Renewable energy, though increasing, still only accounts for 14% of total energy.


Don’t get me wrong. I am not suggesting Germany is backsliding. The cost of the energiewende is real.

But the cold fact is that, despite already spending an estimated 150 billion euros, little has actually changed.





1) All data is from BP Energy Review 2016


2) CO2 emissions reflect only those through consumption of oil, gas and coal for combustion related activities, and exclude other emissions, such as land use, and emissions of other greenhouse gases.

  1. November 4, 2016 1:24 pm

    I wonder how much clean green electricity is used for heating in Germany, relative to … gas, and how many electric cars fly along autobahns, relative to … petrol/diesel ones, and how many gliders and hot air balloons cross Germany, relative to … jet airliners.

  2. NeilC permalink
    November 4, 2016 1:46 pm

    If only we had such an understanding government.

  3. November 4, 2016 2:40 pm

    The way I analyze it:
    CO2 dropping reflects automobiles plus renewables plus coal split. Back out proportion of renewables, normalize for coal volume and determine improved auto emissions. You now have the sources of CO2 reductions.
    Go forward with replacement schedule of auto, say, 10 year life, front end loaded. That reduction stop. Renewables às annual electricity usage destabilizes the grid at, say, 25%. That maximizes renewable reduction. Coal volume follows renewables, minimum use at maximum renewables.

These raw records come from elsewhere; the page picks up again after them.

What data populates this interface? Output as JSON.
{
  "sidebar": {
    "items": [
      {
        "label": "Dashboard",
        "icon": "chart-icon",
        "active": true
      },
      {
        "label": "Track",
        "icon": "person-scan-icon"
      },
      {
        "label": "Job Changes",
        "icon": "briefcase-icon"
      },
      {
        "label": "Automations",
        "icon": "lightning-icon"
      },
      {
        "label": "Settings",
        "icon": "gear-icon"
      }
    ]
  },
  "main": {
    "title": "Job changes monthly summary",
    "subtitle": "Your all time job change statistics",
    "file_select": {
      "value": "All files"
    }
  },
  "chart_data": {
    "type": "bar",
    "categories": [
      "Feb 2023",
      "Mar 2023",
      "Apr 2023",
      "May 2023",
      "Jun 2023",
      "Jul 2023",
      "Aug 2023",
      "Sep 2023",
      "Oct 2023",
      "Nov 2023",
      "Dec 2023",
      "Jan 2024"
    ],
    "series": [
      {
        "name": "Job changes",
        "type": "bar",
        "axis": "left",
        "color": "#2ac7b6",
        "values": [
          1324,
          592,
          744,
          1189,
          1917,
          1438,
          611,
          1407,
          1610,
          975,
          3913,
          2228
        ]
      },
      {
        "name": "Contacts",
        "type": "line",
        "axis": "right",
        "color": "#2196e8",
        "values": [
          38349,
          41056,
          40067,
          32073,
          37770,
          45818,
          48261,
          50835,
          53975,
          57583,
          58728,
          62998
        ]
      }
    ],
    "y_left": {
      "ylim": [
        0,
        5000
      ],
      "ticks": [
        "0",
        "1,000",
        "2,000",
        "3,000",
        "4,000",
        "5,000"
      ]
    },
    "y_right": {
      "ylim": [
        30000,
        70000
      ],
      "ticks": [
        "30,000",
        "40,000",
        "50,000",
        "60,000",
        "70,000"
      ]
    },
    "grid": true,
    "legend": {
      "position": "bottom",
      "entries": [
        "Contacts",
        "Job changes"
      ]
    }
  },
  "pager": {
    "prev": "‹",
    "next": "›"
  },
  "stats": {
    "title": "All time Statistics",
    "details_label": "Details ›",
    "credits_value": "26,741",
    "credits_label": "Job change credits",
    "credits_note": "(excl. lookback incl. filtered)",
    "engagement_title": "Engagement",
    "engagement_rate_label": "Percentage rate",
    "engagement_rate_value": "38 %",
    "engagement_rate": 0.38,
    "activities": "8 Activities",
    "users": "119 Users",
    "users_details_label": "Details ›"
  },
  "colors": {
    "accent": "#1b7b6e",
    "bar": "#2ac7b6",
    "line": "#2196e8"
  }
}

    German politicans may shut down coal in Germany, but the electricity from German coal will be replaced with that from the grid – Polish coal. Outside optics, German CO2 reduction is already determinable and limited.

    Note electric auto electricity will come from coal once the grid is maxed on renewables. Spinning coal and gas for standby also produces CO2.

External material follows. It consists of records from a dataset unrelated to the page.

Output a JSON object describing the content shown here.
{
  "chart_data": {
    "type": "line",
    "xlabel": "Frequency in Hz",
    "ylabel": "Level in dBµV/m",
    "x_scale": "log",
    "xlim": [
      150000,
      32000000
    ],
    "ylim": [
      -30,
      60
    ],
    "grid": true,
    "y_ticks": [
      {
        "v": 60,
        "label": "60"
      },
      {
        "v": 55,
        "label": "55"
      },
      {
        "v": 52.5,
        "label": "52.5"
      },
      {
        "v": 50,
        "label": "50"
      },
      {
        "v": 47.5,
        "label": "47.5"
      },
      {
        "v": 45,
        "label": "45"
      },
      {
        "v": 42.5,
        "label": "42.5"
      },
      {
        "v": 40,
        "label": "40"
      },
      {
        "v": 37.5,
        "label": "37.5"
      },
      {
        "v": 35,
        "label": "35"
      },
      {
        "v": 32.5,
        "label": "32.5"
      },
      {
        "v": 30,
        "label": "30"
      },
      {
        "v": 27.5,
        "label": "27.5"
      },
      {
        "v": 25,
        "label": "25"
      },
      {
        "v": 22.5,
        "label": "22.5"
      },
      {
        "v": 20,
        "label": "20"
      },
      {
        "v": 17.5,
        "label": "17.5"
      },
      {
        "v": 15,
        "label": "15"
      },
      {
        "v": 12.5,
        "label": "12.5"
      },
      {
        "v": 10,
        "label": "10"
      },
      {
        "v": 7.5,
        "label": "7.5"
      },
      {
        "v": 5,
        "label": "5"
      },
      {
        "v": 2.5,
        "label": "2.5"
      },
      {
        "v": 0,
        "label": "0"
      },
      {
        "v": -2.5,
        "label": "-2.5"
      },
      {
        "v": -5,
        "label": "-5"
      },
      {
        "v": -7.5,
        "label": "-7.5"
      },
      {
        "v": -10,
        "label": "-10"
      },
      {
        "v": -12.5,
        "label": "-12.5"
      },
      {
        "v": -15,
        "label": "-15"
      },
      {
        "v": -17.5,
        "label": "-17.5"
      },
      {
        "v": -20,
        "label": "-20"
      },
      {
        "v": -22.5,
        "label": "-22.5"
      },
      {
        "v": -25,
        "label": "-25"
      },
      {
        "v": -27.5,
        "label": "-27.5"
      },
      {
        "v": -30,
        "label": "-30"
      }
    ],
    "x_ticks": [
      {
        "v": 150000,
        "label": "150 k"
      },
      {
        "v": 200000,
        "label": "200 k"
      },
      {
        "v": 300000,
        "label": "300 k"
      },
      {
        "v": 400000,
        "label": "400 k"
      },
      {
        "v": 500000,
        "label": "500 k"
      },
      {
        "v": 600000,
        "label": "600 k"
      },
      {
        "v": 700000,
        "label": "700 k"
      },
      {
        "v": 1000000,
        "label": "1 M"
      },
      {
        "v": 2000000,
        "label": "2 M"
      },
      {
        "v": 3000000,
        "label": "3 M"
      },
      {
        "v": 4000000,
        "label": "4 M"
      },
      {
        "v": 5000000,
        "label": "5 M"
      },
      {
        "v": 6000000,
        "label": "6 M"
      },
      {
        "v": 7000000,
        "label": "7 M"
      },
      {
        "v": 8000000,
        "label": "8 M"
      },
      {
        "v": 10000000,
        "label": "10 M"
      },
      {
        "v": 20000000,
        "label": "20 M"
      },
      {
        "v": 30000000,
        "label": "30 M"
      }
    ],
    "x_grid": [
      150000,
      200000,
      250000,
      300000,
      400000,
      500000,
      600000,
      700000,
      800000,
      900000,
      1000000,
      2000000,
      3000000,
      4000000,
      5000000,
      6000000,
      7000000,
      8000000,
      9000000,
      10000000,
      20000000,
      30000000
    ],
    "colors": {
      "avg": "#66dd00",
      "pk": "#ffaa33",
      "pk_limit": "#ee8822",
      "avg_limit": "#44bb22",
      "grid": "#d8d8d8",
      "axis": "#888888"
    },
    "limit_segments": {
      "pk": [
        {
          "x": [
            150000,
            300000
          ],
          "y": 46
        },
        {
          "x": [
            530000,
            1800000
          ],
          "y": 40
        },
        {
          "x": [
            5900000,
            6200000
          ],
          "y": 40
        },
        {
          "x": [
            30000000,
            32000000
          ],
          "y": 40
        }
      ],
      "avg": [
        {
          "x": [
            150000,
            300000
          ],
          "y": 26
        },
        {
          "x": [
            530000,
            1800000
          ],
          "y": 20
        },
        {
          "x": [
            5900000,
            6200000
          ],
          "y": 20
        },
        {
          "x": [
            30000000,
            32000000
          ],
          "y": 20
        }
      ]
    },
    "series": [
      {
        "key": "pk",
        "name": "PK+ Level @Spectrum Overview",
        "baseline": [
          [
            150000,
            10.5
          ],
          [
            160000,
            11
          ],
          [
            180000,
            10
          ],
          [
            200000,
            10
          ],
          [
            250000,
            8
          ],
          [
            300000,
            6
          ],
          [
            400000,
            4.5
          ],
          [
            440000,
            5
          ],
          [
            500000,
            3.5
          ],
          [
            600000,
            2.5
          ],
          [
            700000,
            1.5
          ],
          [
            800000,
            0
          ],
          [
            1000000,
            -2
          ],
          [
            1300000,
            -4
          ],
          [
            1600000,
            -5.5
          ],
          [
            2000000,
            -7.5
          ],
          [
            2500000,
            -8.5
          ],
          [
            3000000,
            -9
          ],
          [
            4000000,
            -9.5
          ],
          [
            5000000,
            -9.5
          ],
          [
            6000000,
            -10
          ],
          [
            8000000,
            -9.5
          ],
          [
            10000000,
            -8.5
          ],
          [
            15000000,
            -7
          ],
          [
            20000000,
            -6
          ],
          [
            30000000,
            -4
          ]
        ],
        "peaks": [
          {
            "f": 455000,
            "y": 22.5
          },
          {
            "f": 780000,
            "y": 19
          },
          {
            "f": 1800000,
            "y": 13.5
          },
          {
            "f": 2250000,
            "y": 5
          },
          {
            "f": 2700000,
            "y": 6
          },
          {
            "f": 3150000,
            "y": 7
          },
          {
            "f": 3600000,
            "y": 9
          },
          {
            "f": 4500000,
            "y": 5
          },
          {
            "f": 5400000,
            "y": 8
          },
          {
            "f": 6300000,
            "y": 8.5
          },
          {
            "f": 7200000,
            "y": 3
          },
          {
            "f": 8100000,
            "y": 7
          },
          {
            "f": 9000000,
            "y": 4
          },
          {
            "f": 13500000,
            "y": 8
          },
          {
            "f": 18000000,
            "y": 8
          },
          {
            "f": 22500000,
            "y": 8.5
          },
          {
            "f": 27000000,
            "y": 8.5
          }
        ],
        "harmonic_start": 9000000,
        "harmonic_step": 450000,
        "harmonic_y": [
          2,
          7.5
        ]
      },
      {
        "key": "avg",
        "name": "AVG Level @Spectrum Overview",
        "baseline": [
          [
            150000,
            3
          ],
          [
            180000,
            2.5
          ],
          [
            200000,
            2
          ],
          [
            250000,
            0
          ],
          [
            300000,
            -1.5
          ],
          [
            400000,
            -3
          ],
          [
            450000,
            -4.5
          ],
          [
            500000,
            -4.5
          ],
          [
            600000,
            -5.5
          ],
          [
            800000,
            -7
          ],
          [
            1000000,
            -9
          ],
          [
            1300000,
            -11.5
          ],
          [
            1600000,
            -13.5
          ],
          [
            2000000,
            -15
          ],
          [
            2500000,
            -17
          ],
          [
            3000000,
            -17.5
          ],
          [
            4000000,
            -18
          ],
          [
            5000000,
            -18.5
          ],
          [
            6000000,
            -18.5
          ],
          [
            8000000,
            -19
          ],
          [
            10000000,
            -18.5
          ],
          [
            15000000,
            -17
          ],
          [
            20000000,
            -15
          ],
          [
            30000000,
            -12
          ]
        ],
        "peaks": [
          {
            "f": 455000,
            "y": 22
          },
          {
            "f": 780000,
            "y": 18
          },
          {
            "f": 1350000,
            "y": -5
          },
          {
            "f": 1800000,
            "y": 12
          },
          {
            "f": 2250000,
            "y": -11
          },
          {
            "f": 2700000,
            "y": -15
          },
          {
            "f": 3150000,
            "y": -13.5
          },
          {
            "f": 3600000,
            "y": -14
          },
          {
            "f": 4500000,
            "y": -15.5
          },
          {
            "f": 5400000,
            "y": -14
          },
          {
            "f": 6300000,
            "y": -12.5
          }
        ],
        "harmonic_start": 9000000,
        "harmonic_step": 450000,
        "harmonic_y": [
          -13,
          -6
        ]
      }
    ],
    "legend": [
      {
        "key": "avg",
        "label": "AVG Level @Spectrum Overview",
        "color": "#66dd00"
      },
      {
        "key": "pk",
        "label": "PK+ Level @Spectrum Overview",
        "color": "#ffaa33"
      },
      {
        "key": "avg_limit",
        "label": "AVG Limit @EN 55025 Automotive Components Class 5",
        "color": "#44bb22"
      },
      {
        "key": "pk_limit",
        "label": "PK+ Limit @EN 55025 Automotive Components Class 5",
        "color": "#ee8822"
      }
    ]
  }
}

  4. Graeme No.3 permalink
    November 4, 2016 4:35 pm

    If 150 billion euros only gives a small reduction in emissions, how much would be required to meet those ambitious targets? Assuming that they could be achievable.
    And given the likely civil unrest trying to achieve those wishful targets, why would any sane politician even bother?

  5. AndyG55 permalink
    November 4, 2016 7:10 pm

    “why would any SANE politician even bother?”

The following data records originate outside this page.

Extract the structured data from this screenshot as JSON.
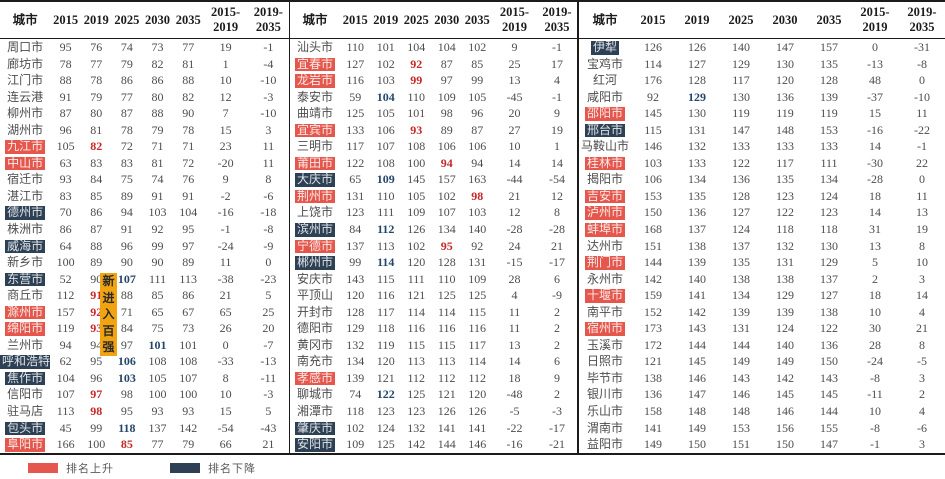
{
  "colors": {
    "up": "#E5574D",
    "down": "#2E4053",
    "red": "#C62828",
    "blue": "#24466B",
    "yellow": "#F2A410"
  },
  "columns": [
    "城市",
    "2015",
    "2019",
    "2025",
    "2030",
    "2035",
    "2015-\n2019",
    "2019-\n2035"
  ],
  "overlay": {
    "new_entry_label": "新进入百强"
  },
  "legend": {
    "up": "排名上升",
    "down": "排名下降"
  },
  "panels": [
    {
      "rows": [
        {
          "city": "周口市",
          "v": [
            95,
            76,
            74,
            73,
            77,
            19,
            -1
          ]
        },
        {
          "city": "廊坊市",
          "v": [
            78,
            77,
            79,
            82,
            81,
            1,
            -4
          ]
        },
        {
          "city": "江门市",
          "v": [
            88,
            78,
            86,
            86,
            88,
            10,
            -10
          ]
        },
        {
          "city": "连云港",
          "v": [
            91,
            79,
            77,
            80,
            82,
            12,
            -3
          ]
        },
        {
          "city": "柳州市",
          "v": [
            87,
            80,
            87,
            88,
            90,
            7,
            -10
          ]
        },
        {
          "city": "湖州市",
          "v": [
            96,
            81,
            78,
            79,
            78,
            15,
            3
          ]
        },
        {
          "city": "九江市",
          "hl": "up",
          "v": [
            105,
            82,
            72,
            71,
            71,
            23,
            11
          ],
          "marks": {
            "1": "red"
          }
        },
        {
          "city": "中山市",
          "hl": "up",
          "v": [
            63,
            83,
            83,
            81,
            72,
            -20,
            11
          ]
        },
        {
          "city": "宿迁市",
          "v": [
            93,
            84,
            75,
            74,
            76,
            9,
            8
          ]
        },
        {
          "city": "湛江市",
          "v": [
            83,
            85,
            89,
            91,
            91,
            -2,
            -6
          ]
        },
        {
          "city": "德州市",
          "hl": "down",
          "v": [
            70,
            86,
            94,
            103,
            104,
            -16,
            -18
          ]
        },
        {
          "city": "株洲市",
          "v": [
            86,
            87,
            91,
            92,
            95,
            -1,
            -8
          ]
        },
        {
          "city": "威海市",
          "hl": "down",
          "v": [
            64,
            88,
            96,
            99,
            97,
            -24,
            -9
          ]
        },
        {
          "city": "新乡市",
          "v": [
            100,
            89,
            90,
            90,
            89,
            11,
            0
          ]
        },
        {
          "city": "东营市",
          "hl": "down",
          "v": [
            52,
            90,
            107,
            111,
            113,
            -38,
            -23
          ],
          "marks": {
            "2": "blue"
          }
        },
        {
          "city": "商丘市",
          "v": [
            112,
            91,
            88,
            85,
            86,
            21,
            5
          ],
          "marks": {
            "1": "red"
          }
        },
        {
          "city": "滁州市",
          "hl": "up",
          "v": [
            157,
            92,
            71,
            65,
            67,
            65,
            25
          ],
          "marks": {
            "1": "red"
          }
        },
        {
          "city": "绵阳市",
          "hl": "up",
          "v": [
            119,
            93,
            84,
            75,
            73,
            26,
            20
          ],
          "marks": {
            "1": "red"
          }
        },
        {
          "city": "兰州市",
          "v": [
            94,
            94,
            97,
            101,
            101,
            0,
            -7
          ],
          "marks": {
            "3": "blue"
          }
        },
        {
          "city": "呼和浩特",
          "hl": "down",
          "v": [
            62,
            95,
            106,
            108,
            108,
            -33,
            -13
          ],
          "marks": {
            "2": "blue"
          }
        },
        {
          "city": "焦作市",
          "hl": "down",
          "v": [
            104,
            96,
            103,
            105,
            107,
            8,
            -11
          ],
          "marks": {
            "2": "blue"
          }
        },
        {
          "city": "信阳市",
          "v": [
            107,
            97,
            98,
            100,
            100,
            10,
            -3
          ],
          "marks": {
            "1": "red"
          }
        },
        {
          "city": "驻马店",
          "v": [
            113,
            98,
            95,
            93,
            93,
            15,
            5
          ],
          "marks": {
            "1": "red"
          }
        },
        {
          "city": "包头市",
          "hl": "down",
          "v": [
            45,
            99,
            118,
            137,
            142,
            -54,
            -43
          ],
          "marks": {
            "2": "blue"
          }
        },
        {
          "city": "阜阳市",
          "hl": "up",
          "v": [
            166,
            100,
            85,
            77,
            79,
            66,
            21
          ],
          "marks": {
            "2": "red"
          }
        }
      ]
    },
    {
      "rows": [
        {
          "city": "汕头市",
          "v": [
            110,
            101,
            104,
            104,
            102,
            9,
            -1
          ]
        },
        {
          "city": "宜春市",
          "hl": "up",
          "v": [
            127,
            102,
            92,
            87,
            85,
            25,
            17
          ],
          "marks": {
            "2": "red"
          }
        },
        {
          "city": "龙岩市",
          "hl": "up",
          "v": [
            116,
            103,
            99,
            97,
            99,
            13,
            4
          ],
          "marks": {
            "2": "red"
          }
        },
        {
          "city": "泰安市",
          "v": [
            59,
            104,
            110,
            109,
            105,
            -45,
            -1
          ],
          "marks": {
            "1": "blue"
          }
        },
        {
          "city": "曲靖市",
          "v": [
            125,
            105,
            101,
            98,
            96,
            20,
            9
          ]
        },
        {
          "city": "宜宾市",
          "hl": "up",
          "v": [
            133,
            106,
            93,
            89,
            87,
            27,
            19
          ],
          "marks": {
            "2": "red"
          }
        },
        {
          "city": "三明市",
          "v": [
            117,
            107,
            108,
            106,
            106,
            10,
            1
          ]
        },
        {
          "city": "莆田市",
          "hl": "up",
          "v": [
            122,
            108,
            100,
            94,
            94,
            14,
            14
          ],
          "marks": {
            "3": "red"
          }
        },
        {
          "city": "大庆市",
          "hl": "down",
          "v": [
            65,
            109,
            145,
            157,
            163,
            -44,
            -54
          ],
          "marks": {
            "1": "blue"
          }
        },
        {
          "city": "荆州市",
          "hl": "up",
          "v": [
            131,
            110,
            105,
            102,
            98,
            21,
            12
          ],
          "marks": {
            "4": "red"
          }
        },
        {
          "city": "上饶市",
          "v": [
            123,
            111,
            109,
            107,
            103,
            12,
            8
          ]
        },
        {
          "city": "滨州市",
          "hl": "down",
          "v": [
            84,
            112,
            126,
            134,
            140,
            -28,
            -28
          ],
          "marks": {
            "1": "blue"
          }
        },
        {
          "city": "宁德市",
          "hl": "up",
          "v": [
            137,
            113,
            102,
            95,
            92,
            24,
            21
          ],
          "marks": {
            "3": "red"
          }
        },
        {
          "city": "郴州市",
          "hl": "down",
          "v": [
            99,
            114,
            120,
            128,
            131,
            -15,
            -17
          ],
          "marks": {
            "1": "blue"
          }
        },
        {
          "city": "安庆市",
          "v": [
            143,
            115,
            111,
            110,
            109,
            28,
            6
          ]
        },
        {
          "city": "平顶山",
          "v": [
            120,
            116,
            121,
            125,
            125,
            4,
            -9
          ]
        },
        {
          "city": "开封市",
          "v": [
            128,
            117,
            114,
            114,
            115,
            11,
            2
          ]
        },
        {
          "city": "德阳市",
          "v": [
            129,
            118,
            116,
            116,
            116,
            11,
            2
          ]
        },
        {
          "city": "黄冈市",
          "v": [
            132,
            119,
            115,
            115,
            117,
            13,
            2
          ]
        },
        {
          "city": "南充市",
          "v": [
            134,
            120,
            113,
            113,
            114,
            14,
            6
          ]
        },
        {
          "city": "孝感市",
          "hl": "up",
          "v": [
            139,
            121,
            112,
            112,
            112,
            18,
            9
          ]
        },
        {
          "city": "聊城市",
          "v": [
            74,
            122,
            125,
            121,
            120,
            -48,
            2
          ],
          "marks": {
            "1": "blue"
          }
        },
        {
          "city": "湘潭市",
          "v": [
            118,
            123,
            123,
            126,
            126,
            -5,
            -3
          ]
        },
        {
          "city": "肇庆市",
          "hl": "down",
          "v": [
            102,
            124,
            132,
            141,
            141,
            -22,
            -17
          ]
        },
        {
          "city": "安阳市",
          "hl": "down",
          "v": [
            109,
            125,
            142,
            144,
            146,
            -16,
            -21
          ]
        }
      ]
    },
    {
      "rows": [
        {
          "city": "伊犁",
          "hl": "down",
          "v": [
            126,
            126,
            140,
            147,
            157,
            0,
            -31
          ]
        },
        {
          "city": "宝鸡市",
          "v": [
            114,
            127,
            129,
            130,
            135,
            -13,
            -8
          ]
        },
        {
          "city": "红河",
          "v": [
            176,
            128,
            117,
            120,
            128,
            48,
            0
          ]
        },
        {
          "city": "咸阳市",
          "v": [
            92,
            129,
            130,
            136,
            139,
            -37,
            -10
          ],
          "marks": {
            "1": "blue"
          }
        },
        {
          "city": "邵阳市",
          "hl": "up",
          "v": [
            145,
            130,
            119,
            119,
            119,
            15,
            11
          ]
        },
        {
          "city": "邢台市",
          "hl": "down",
          "v": [
            115,
            131,
            147,
            148,
            153,
            -16,
            -22
          ]
        },
        {
          "city": "马鞍山市",
          "v": [
            146,
            132,
            133,
            133,
            133,
            14,
            -1
          ]
        },
        {
          "city": "桂林市",
          "hl": "up",
          "v": [
            103,
            133,
            122,
            117,
            111,
            -30,
            22
          ]
        },
        {
          "city": "揭阳市",
          "v": [
            106,
            134,
            136,
            135,
            134,
            -28,
            0
          ]
        },
        {
          "city": "吉安市",
          "hl": "up",
          "v": [
            153,
            135,
            128,
            123,
            124,
            18,
            11
          ]
        },
        {
          "city": "泸州市",
          "hl": "up",
          "v": [
            150,
            136,
            127,
            122,
            123,
            14,
            13
          ]
        },
        {
          "city": "蚌埠市",
          "hl": "up",
          "v": [
            168,
            137,
            124,
            118,
            118,
            31,
            19
          ]
        },
        {
          "city": "达州市",
          "v": [
            151,
            138,
            137,
            132,
            130,
            13,
            8
          ]
        },
        {
          "city": "荆门市",
          "hl": "up",
          "v": [
            144,
            139,
            135,
            131,
            129,
            5,
            10
          ]
        },
        {
          "city": "永州市",
          "v": [
            142,
            140,
            138,
            138,
            137,
            2,
            3
          ]
        },
        {
          "city": "十堰市",
          "hl": "up",
          "v": [
            159,
            141,
            134,
            129,
            127,
            18,
            14
          ]
        },
        {
          "city": "南平市",
          "v": [
            152,
            142,
            139,
            139,
            138,
            10,
            4
          ]
        },
        {
          "city": "宿州市",
          "hl": "up",
          "v": [
            173,
            143,
            131,
            124,
            122,
            30,
            21
          ]
        },
        {
          "city": "玉溪市",
          "v": [
            172,
            144,
            144,
            140,
            136,
            28,
            8
          ]
        },
        {
          "city": "日照市",
          "v": [
            121,
            145,
            149,
            149,
            150,
            -24,
            -5
          ]
        },
        {
          "city": "毕节市",
          "v": [
            138,
            146,
            143,
            142,
            143,
            -8,
            3
          ]
        },
        {
          "city": "银川市",
          "v": [
            136,
            147,
            146,
            145,
            145,
            -11,
            2
          ]
        },
        {
          "city": "乐山市",
          "v": [
            158,
            148,
            148,
            146,
            144,
            10,
            4
          ]
        },
        {
          "city": "渭南市",
          "v": [
            141,
            149,
            153,
            156,
            155,
            -8,
            -6
          ]
        },
        {
          "city": "益阳市",
          "v": [
            149,
            150,
            151,
            150,
            147,
            -1,
            3
          ]
        }
      ]
    }
  ]
}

    And therein lies the problem.

    Many politicians are far from being sane, especially those far-left ideologues that somehow have managed to get in as leaders of most political parties.

  6. November 4, 2016 8:01 pm

    Thanks Germany for endowing us with abundant supply of CO2. CO2 THE GAS OF LIFE

  7. November 4, 2016 10:31 pm

    Now import the exported CO2 emissions, the pea so many do not want to see.

  8. November 5, 2016 9:58 am

    The Germans must know that when they close down the rest of their nuclear plants, the gap will have to be largely filled by coal and gas, not part-time renewables. If not their electricity supplies will be perpetually weather-dependent and therefore unreliable. This shouldn’t need saying in a sane world.

  9. dennisambler permalink
    November 5, 2016 12:29 pm

    In China, Coal is a green investment:

    Green bonds are becoming a hot topic in China after the country officially ratified the Paris climate accord ahead of the G20 Summit and a senior central bank official hailed China’s status as the world’s biggest green bond market in a recent speech.

    To promote China’s green bond market, the government has introduced the China Interbank Bond Market for green bonds, which provides access for overseas sovereign funds and otherlong-term institutional investors. However, so far there has been little enthusiasm from overseas investors; most buyers of green bonds in China are still local banks.

    “In think an important reason that overseas investors haven’t invested deeply in the [domestic green bond] market is that China’s definition of a green bond is a bit different from that in more developed markets,” said Beijia Ma, a strategist at the Bank of America Merrill Lynch.

    “It means that something labelled green in China may not be green outside China.”

    A notable feature of the Chinese guidelines, as compared to other markets, is that they permit the operators of clean coal facilities to issue green bonds, even though it is universally accepted that the funding of fossil fuel power generation does not qualify for green bond classification.